Based on all of these long-term processes, Jeff argues that:

Looking at online marketing as just PPC and SEO isn’t enough anymore. In a post-Panda and Penguin landscape, sites need to be better than that.

Successful travel sites will look at online marketing as a holistic effort that includes as many pieces of inbound marketing as possible – SEO, content, social media, conversion, user experience, on-site merchandising, just to name a few.

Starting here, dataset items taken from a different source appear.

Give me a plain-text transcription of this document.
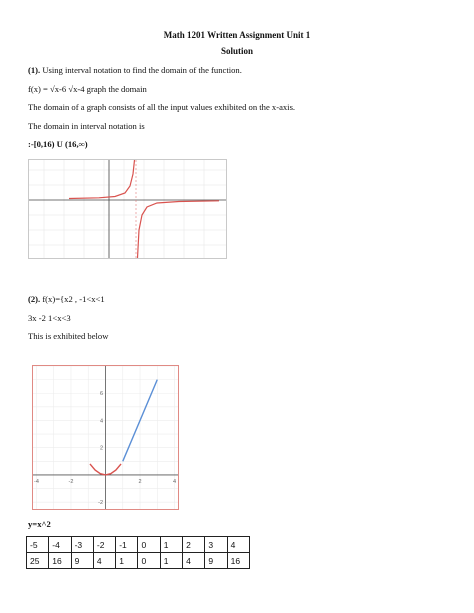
Math 1201 Written Assignment Unit 1
Solution
(1). Using interval notation to find the domain of the function.
f(x) = √x-6 √x-4 graph the domain
The domain of a graph consists of all the input values exhibited on the x-axis.
The domain in interval notation is
:-[0,16) U (16,∞)
(2). f(x)={x2 , -1<x<1
3x -2 1<x<3
This is exhibited below
-4	-2	2	4
6
4
2
-2
y=x^2
-5	-4	-3	-2	-1	0	1	2	3	4
25	16	9	4	1	0	1	4	9	16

And, because a picture always speaks a thousand words, SEW also gave us this handy graphic which encapsulates the idea of a broader approach to online marketing:

Image credit: http://www.seomoz.org/ugc/what-to-charge-for-seo-and-inbound-marketing-services-14703

At I&I Travel Media we always like to see someone else banging the same drum as us, especially when what we’re saying has so much overlap. Here’s a passage from our recent ebook “A New Paradigm For Search Marketing In The Travel Industry

But times are changing. The most recent changes made in search engine and social media technology has signalled that the future of online marketing lies very much with the development and creative deployment of smart and innovative content. More than ever, it is content that will underpin success in search engine rankings, social media visibility and reach and brand development. The days of cheap content written for search engines are over, and online travel businesses of all shapes and sizes will need to consider investment in professional, quality content as important as their other online marketing channels.

So, the question is: are you getting serious about these real and rapid changes? Do you have a strategy in place? Are you ready to take advantage of the opportunities, or are you more likely to be caught off guard and get caught up in the risks?